Quarantuno fotografie, il lavoro di anni, tra Nigeria, Ghana e Palermo e delle tante giovani strappate alle loro famiglie con una falsa promessa di libertà e finite poi sulla strada a lavorare come schiave del sesso
Il successo di Oriri, la mostra sulla tratta delle donne Bellina: «Ho ripercorso il loro viaggio al contrario»
In un periodo difficile, soprattutto per il settore della cultura, una mostra a Palermo sta facendo parlare di sé a suon di visitatori. Si tratta di Oriri e racconta il lavoro del fotoreporter trapanese Francesco Bellina, che ha documentato il viaggio delle donne nigeriane, strappate spesso con l’inganno da quella che era la loro casa con la promessa di un futuro roseo in un posto migliore, che ben presto si tramuta in un presente da incubo, costrette a prostituirsi sotto la minaccia di una maledizione tramite un rito tribale.

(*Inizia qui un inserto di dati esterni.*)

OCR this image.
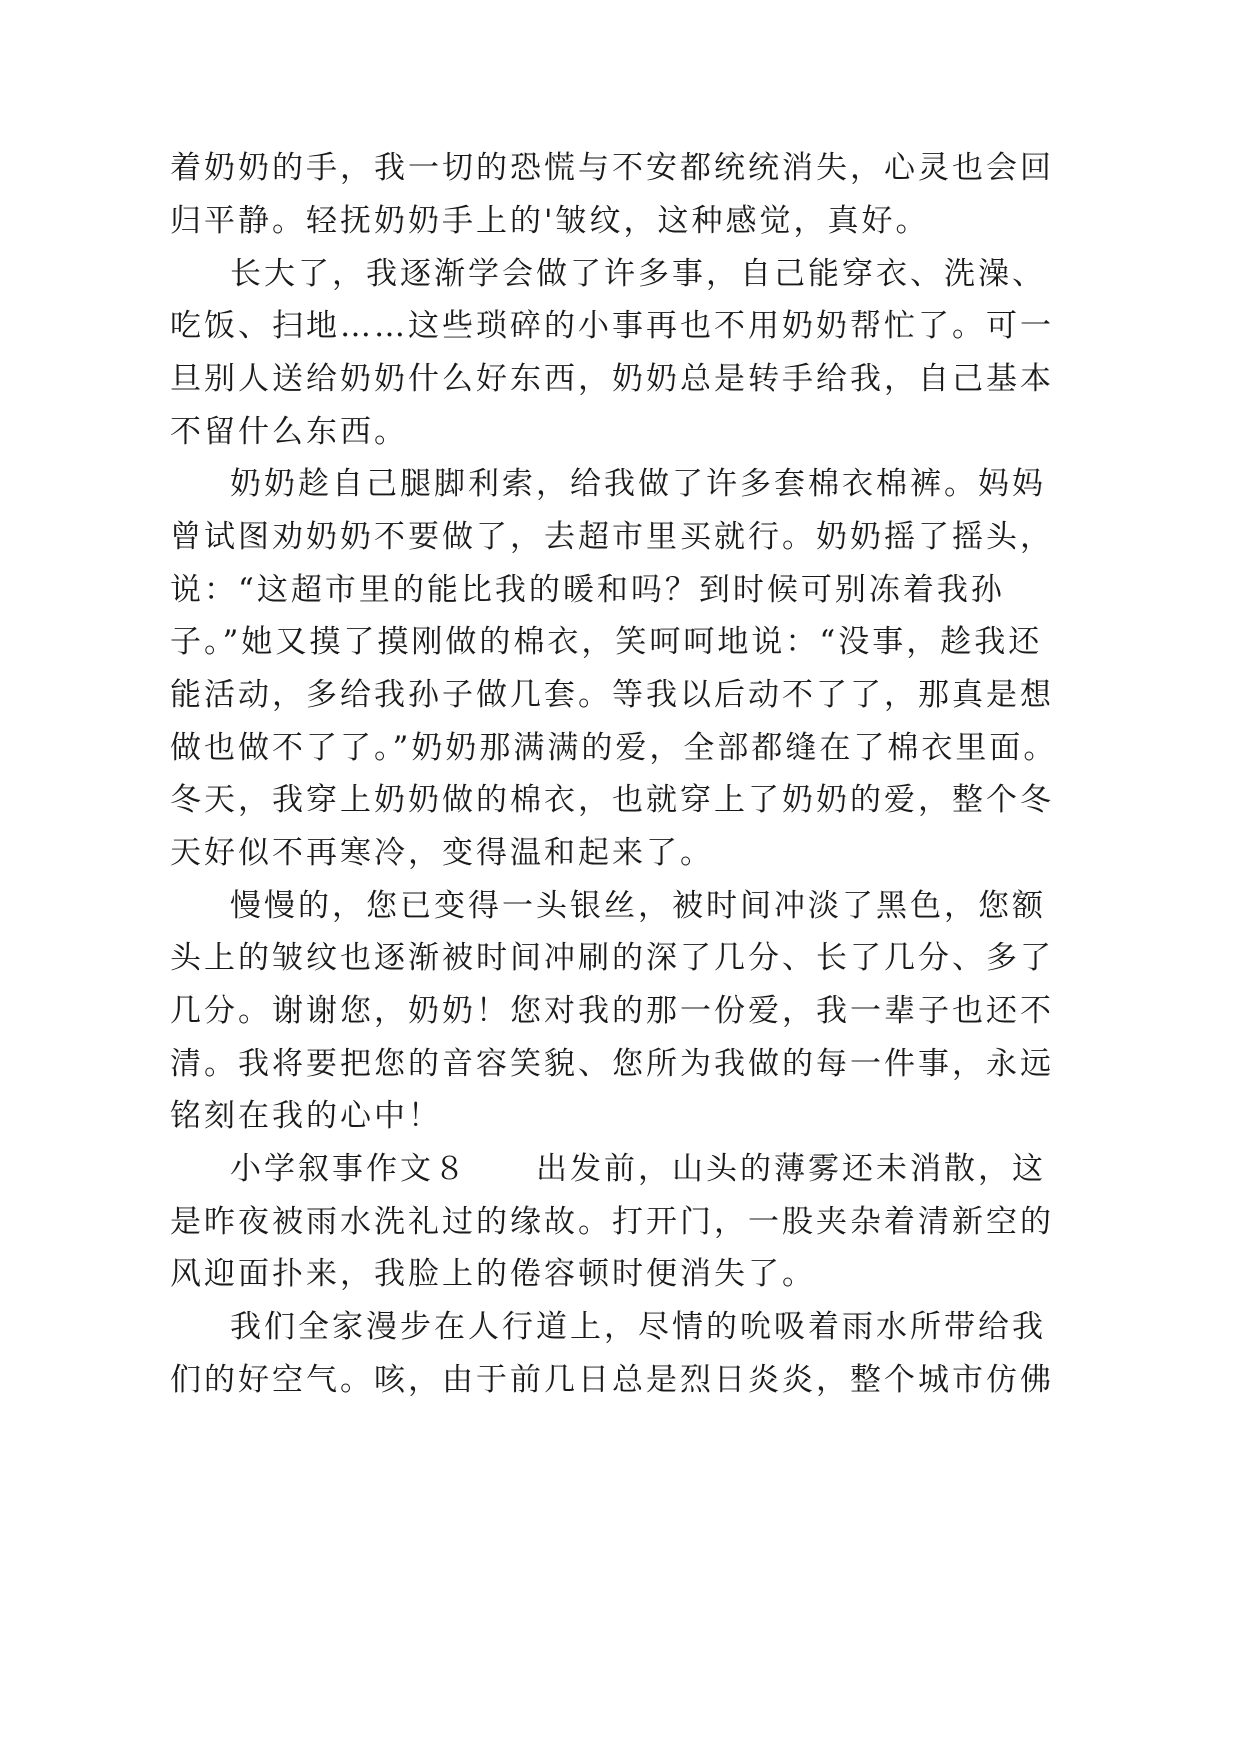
着奶奶的手，我一切的恐慌与不安都统统消失，心灵也会回

归平静。轻抚奶奶手上的'皱纹，这种感觉，真好。

长大了，我逐渐学会做了许多事，自己能穿衣、洗澡、

吃饭、扫地……这些琐碎的小事再也不用奶奶帮忙了。可一

旦别人送给奶奶什么好东西，奶奶总是转手给我，自己基本

不留什么东西。

奶奶趁自己腿脚利索，给我做了许多套棉衣棉裤。妈妈

曾试图劝奶奶不要做了，去超市里买就行。奶奶摇了摇头，

说：“这超市里的能比我的暖和吗？到时候可别冻着我孙

子。”她又摸了摸刚做的棉衣，笑呵呵地说：“没事，趁我还

能活动，多给我孙子做几套。等我以后动不了了，那真是想

做也做不了了。”奶奶那满满的爱，全部都缝在了棉衣里面。

冬天，我穿上奶奶做的棉衣，也就穿上了奶奶的爱，整个冬

天好似不再寒冷，变得温和起来了。

慢慢的，您已变得一头银丝，被时间冲淡了黑色，您额

头上的皱纹也逐渐被时间冲刷的深了几分、长了几分、多了

几分。谢谢您，奶奶！您对我的那一份爱，我一辈子也还不

清。我将要把您的音容笑貌、您所为我做的每一件事，永远

铭刻在我的心中！

小学叙事作文８　　出发前，山头的薄雾还未消散，这

是昨夜被雨水洗礼过的缘故。打开门，一股夹杂着清新空的

风迎面扑来，我脸上的倦容顿时便消失了。

我们全家漫步在人行道上，尽情的吮吸着雨水所带给我

们的好空气。咳，由于前几日总是烈日炎炎，整个城市仿佛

Questo e molto altro è Oriri, che nella lingua Biri significa spiriti, incubi, in mostra a palazzo Sant’Elia fino a fine ottobre.
«Sta andando molto bene – racconta Bellina a MeridioNews – abbiamo avuto migliaia di visitatori. Già il primo giorno c’era gente che è dovuta rimanere fuori. Numeri veramente ottimi. Per questo devo ringraziare anche Fondazione Sant’Elia e comune di Palermo, che hanno finanziato la mostra e la Fondazione Sicilia, che ha finanziato una parte del lavoro di produzione. Un progetto fatto insieme al Porco Rosso e a Giacomo Zandonini, il giornalista con cui sono andato in questi luoghi: 41 fotografie che raccontano il viaggio che ho fatto, opposto a quello delle vittime di tratta: da Palermo a Benin City».
«La cosa che mi ha fatto più piacere è stato vedere la presidente dell’associazione delle Donne di Benin City commuoversi di fronte alla foto della ragazza che io e giacomo abbiamo aiutato a scappare», prosegue il reporter. Il riferimento è a una delle foto, che ritrae una giovane donna che ha accettato di farsi fotografare in cambio di una speranza di salvezza. «Portata in Ghana con la bugia di fare la parrucchiera, subito appena arrivata i trafficanti le hanno sequestrato i documenti e le hanno dato dei preservativi. E lei lì ha cominciato a piangere, a urlare e ha chiesto di tornare a casa sua, gliel’hanno impedito. Poi ha conosciuto me e Giacomo, l’ho portata fuori da questo locale, le ho detto che ero un fotoreporter e che avrei voluto parlare. «Please rescue me» ha risposto lei. Così, grazie alla rete di contatti che abbiamo costruito siamo riusciti a trovare un posto per lei. La foto risale all’anno successivo».
Poi, a distanza di quasi un altro anno, succede l’inaspettato. «Ero a palazzo Sant’Elia e stavo lavorando ai preparativi della mostra – dice ancora Bellina – Mentre appendevo la sua foto lei mi ha mandato un messaggio: “Finalmente ho aperto il mio negozio di parrucchieria”. Mi sono venuti i brividi. Ho pensato che se fare questa mostra voleva dire anche solo salvare questa donna, ne sarebbe comunque valsa la pena». Il primo incontro con una vittima di tratta, tuttavia, Bellina non l’ha avuto in Africa o a bordo della nave Mediterranea, ma a Palermo. «Qui per anni ho seguito la questione delle gang nigeriane e qui è stato il primo incontro con la prima vittima di tratta. A Palermo ho iniziato a ricostruire le dinamiche di quanto sta succedendo. E sempre qui ho avuto modo di conoscere persone straordinarie».
Nigeriani, ivoriani, ghanesi. Persone impegnate o meno. In tanti poi hanno deciso di andare a vedere la mostra. Una grande soddisfazione – la definisce il fotoreporter – È bello sia perché secondo me c’è un interesse sull’argomento, sia perché c’è un interesse sull’autore. Vedere tutta questa gente è una cosa che stupisce in ogni caso, anche perché le persone hanno voglia di avere delle mostre e vivere questi momenti che stavamo perdendo».